En terminant sur ce point, il faut signaler aussi que le revendicateur peut avoir des faux papiers de voyage ou ne pas en avoir du tout, ce qui est normal et vient, par le fait même, renforcer sa crainte subjective. De prime abord, Abdallah al-Senoussi remplit de toutes les conditions de forme à cet égard. Mieux, une fois demandé le statut de réfugié, toutes les demandes d’extradition ou de renvoi, sont de facto remises sine die, et ce, jusqu’à la fin du processus de revendication et épuisement de tous les recours. Et si la revendication est, définitivement, accordée, ces demandes risquent de n’y avoir jamais de suite.

Dans des sms envoyés aux abonnés des deux compagnies publiques de téléphonie mobiles, le procureur général, Abdelaziz AI-Hasadi, a appelé les Libyens à déposer, rapidement, leurs plaintes contre des collaborateurs de l’ancien régime pour qu’ils soient traduits en justice, « dans les plus brefs délais ». Plus de 3.000 partisans de Kadhafi se trouvent dans la prison de Misrata (Ouest) où ils attendent leur Jugement Selon le Conseil national de -transition (CNT), les membres de ce dernier pensent que si Abdallah Senoussi est extradé vers la Libye, son procès, ainsi que celui de Seif al-islam Kadhafi se tiendra dans un avenir proche et avant les élections du Congrès national général (assemblée constituante), prévues en juin 2012. Abdallah Senoussi est recherché par la Cour pénale internationale (CPI) tout comme -Self al-Islam, détenu en Libye, depuis son arrestation en novembre. La CPI fait actuellement pression pour que la Libye commence à juger Seif al-Islam ou qu’elle le lui remette.

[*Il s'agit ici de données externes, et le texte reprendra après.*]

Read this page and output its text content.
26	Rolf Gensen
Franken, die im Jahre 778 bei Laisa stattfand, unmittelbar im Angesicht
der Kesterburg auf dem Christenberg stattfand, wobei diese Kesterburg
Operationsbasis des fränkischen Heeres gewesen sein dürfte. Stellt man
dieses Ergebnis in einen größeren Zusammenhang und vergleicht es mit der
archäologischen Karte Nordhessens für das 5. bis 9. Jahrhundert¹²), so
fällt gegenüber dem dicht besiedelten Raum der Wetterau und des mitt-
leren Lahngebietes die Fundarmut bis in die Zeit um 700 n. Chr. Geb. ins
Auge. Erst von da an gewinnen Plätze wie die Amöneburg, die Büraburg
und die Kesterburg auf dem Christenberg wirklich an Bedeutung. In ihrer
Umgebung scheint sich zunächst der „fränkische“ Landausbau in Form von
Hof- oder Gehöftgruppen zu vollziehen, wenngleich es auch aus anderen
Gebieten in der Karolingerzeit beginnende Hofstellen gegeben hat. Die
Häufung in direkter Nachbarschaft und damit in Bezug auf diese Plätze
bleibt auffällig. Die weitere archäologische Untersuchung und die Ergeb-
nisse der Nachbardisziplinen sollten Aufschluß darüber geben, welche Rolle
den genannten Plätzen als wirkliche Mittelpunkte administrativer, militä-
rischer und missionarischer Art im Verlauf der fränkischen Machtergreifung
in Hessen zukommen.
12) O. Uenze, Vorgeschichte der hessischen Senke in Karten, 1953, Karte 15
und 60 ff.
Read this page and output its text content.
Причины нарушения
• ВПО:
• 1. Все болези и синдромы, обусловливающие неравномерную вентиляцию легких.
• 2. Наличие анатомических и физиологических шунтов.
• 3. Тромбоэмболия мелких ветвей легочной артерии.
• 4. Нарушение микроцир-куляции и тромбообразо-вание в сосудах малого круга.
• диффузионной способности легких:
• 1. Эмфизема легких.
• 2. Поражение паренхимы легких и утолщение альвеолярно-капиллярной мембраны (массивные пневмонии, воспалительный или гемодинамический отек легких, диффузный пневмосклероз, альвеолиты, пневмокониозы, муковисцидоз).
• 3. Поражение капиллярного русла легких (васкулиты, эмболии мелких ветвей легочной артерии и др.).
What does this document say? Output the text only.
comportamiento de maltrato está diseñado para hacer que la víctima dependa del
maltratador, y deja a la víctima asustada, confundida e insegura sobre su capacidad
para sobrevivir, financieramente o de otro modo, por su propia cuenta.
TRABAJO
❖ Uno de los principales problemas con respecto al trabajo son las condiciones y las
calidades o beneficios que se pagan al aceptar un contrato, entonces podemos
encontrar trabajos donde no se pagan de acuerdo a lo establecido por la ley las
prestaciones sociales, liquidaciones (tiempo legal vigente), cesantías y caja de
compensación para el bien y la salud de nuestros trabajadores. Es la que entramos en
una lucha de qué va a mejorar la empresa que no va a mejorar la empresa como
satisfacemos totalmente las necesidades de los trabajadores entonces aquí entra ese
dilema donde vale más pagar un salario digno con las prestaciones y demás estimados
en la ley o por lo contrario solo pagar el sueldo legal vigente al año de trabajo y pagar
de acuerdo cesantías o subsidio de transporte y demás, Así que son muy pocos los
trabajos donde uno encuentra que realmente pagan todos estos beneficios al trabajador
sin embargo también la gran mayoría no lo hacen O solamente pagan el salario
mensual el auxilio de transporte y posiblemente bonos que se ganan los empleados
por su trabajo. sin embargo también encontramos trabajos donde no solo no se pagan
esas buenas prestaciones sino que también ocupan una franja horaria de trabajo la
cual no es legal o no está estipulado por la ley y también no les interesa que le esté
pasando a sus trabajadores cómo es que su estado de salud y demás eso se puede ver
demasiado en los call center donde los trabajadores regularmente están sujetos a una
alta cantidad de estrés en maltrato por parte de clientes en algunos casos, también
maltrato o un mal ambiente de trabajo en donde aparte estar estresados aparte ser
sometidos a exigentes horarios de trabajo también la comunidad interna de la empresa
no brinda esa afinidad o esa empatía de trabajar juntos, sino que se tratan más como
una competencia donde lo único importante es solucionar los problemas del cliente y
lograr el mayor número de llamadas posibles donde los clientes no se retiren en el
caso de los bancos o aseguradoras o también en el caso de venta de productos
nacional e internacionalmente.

La CPI avait émis un mandat d’arrêt contre Senoussi, le 27 juin 2011, l’accusant d’avoir, « par l’intermédiaire de l’appareil d’Etat libyen et des forces de sécurité libyennes », commis « des meurtres et des persécutions de civils constitutifs de crimes contre l’humanité » dès le début de la révolte anti Kadhafi à la mi-février, en particulier, à Tripoli, Benghazi et Misrata. « Il y a des motifs raisonnables de croire que, du 15 février 2011 au 20 février 2011, au moins, à Benghazi, en particulier, la population civile a été victime d’actes inhumains commis par les forces de sécurité sous le commandement d’Abdallah ai-Senoussi », ajoutait la CPI dans son mandat d’arrêt.

L’ancien responsable est, aussi, pointé du doigt dans le massacre de la prison d’Abou Salim, où se trouvaient de nombreux prisonniers politiques, à Tripoli, et où, plus d’un millier de prisonniers ont été tués dans une fusillade en 1996.

Abdallah al-Senoussi est resté fidèle à Mu’ammar al Kadhafi jusqu’au bout. Le 21 août 2011, jour de l’entrée des rebelles dans la capitale, il était venu parler aux journalistes étrangers, à Tripoli, en accusant « les renseignements occidentaux et l’Otan de travailler côte à côte avec Al-Qaïda pour détruire le Libye ». La Mauritanie n’est pas signataire du Statut de Rome portant création de la CPI et n’a, en théorie, pas l’obligation de lui livrer Senoussi. La Mauritanie n’a reconnu que, tardivement le CNT, le 24 novembre 2011. Le président Mohamed Ould Abdel Aziz avait expliqué que le fait de présider le comité de l’Union africaine chargé d’une médiation entre les rebelles et Kadhafi, était une position qui « nous impose de demeurer à équidistance entre les deux parties en conflit ». Dès le mois de juin, il avait, cependant, estimé que le colonel Kadhafi ne pouvait « plus diriger la Libye » et que « son départ » devenait « une nécessité ».